Thursday, March 28, 2019

My Amazon Review of Idina Hoffman's "Ben Hecht: Fighting Words, Moving Pictures


On the Front Page of the Twentieth Century

Adina Hoffman has written an important biography the great screen writer Ben Hecht. She takes his life from the Lower Eastside of the 1890s, to Racine, Wisconsin, and then on to the newspaper world of Chicago, to Broadway and then on to Hollywood. In the 1930s Hecht became the highest paid screen writer in Hollywood turning out such classics as Scarface, Viva Villa, Gunga Din, Twentieth Century, Monkey Business and Wuthering Heights. He would also rewrite without credit Gone with the Wind, The Shop around the Corner, Mutiny on the Bounty and much later Casino Royal. Quite the career.

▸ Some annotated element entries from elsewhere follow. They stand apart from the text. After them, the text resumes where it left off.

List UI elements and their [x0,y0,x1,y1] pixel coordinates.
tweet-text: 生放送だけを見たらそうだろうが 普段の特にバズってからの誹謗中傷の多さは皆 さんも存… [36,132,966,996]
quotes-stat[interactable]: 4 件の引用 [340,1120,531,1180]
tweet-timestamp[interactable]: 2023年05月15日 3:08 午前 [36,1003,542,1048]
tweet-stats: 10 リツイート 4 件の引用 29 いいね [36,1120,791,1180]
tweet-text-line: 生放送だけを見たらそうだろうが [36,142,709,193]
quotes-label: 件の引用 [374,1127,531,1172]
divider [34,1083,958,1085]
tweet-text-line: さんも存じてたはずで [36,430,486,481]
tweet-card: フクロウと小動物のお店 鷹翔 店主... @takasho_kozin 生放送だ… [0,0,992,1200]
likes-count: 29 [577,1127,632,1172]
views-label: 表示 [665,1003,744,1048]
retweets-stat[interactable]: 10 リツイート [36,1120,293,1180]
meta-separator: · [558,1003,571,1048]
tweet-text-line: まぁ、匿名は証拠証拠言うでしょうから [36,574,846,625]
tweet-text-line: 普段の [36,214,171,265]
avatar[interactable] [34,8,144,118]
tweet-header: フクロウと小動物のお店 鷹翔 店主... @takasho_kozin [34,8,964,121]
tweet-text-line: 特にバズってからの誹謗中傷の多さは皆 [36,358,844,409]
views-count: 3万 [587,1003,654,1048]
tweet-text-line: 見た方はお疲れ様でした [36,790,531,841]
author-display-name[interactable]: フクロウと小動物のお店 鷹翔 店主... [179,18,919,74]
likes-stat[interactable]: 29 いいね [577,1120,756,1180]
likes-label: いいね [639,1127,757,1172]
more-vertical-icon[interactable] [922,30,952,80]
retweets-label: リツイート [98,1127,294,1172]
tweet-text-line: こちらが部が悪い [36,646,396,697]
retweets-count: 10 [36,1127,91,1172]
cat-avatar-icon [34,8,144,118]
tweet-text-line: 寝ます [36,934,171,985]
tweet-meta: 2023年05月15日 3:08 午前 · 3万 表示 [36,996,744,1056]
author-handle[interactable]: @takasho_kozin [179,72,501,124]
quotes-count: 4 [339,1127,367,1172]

While in Chicago he would meet Sherwood Anderson, Carl Sandberg and Theodore Dreiser all of whom would later become literary giants. It was his experience in Chicago newsrooms that inspired his Broadway hit, Front Page. Also as a reporter he covered postwar Berlin in 1919.

Hecht received perhaps the most famous telegram in all of Hollywood history. In late 1926 while in New York he received a telegram from his friend Herman Mankiewicz stating,

   “Will you accept three hundred per week to work for Paramount Pictures.
      All expenses paid. ……..”

And as they say, the rest is history.

Perhaps most interesting to me is how Hecht rediscovers his Jewishness in 1939-40 with the onset of World War II and the growing horror facing European Jewry.  He meets up with Peter Bergson who was the Irgun’s (Jewish liberation group) man in the United States and starts raising dollars to rescue the Jews of Europe. In 1943 he puts on an extravaganza in Madison Square Garden highlighting the plight of European Jewry titled “We Will Never Die.” He is assisted in the work with such show business legends as Billie Rose, Moss Hart and Ernst Lubitsch. The show would go national. Along the way he battles the then Jewish establishment figures who were reluctant to highlight the seriousness of the disaster.

Later in 1946 he works with Bergson to put on a Broadway show entitled “A Flag is Born” to call attention to the struggle to create the Jewish state. Again he uses is influence to raise money for the cause. He was so important that future Israeli Prime Minister Menachem Begin would attend his funeral.

I would have really liked to know Ben Hecht. He was vibrant and full of energy and Adina Hoffman tells his story well.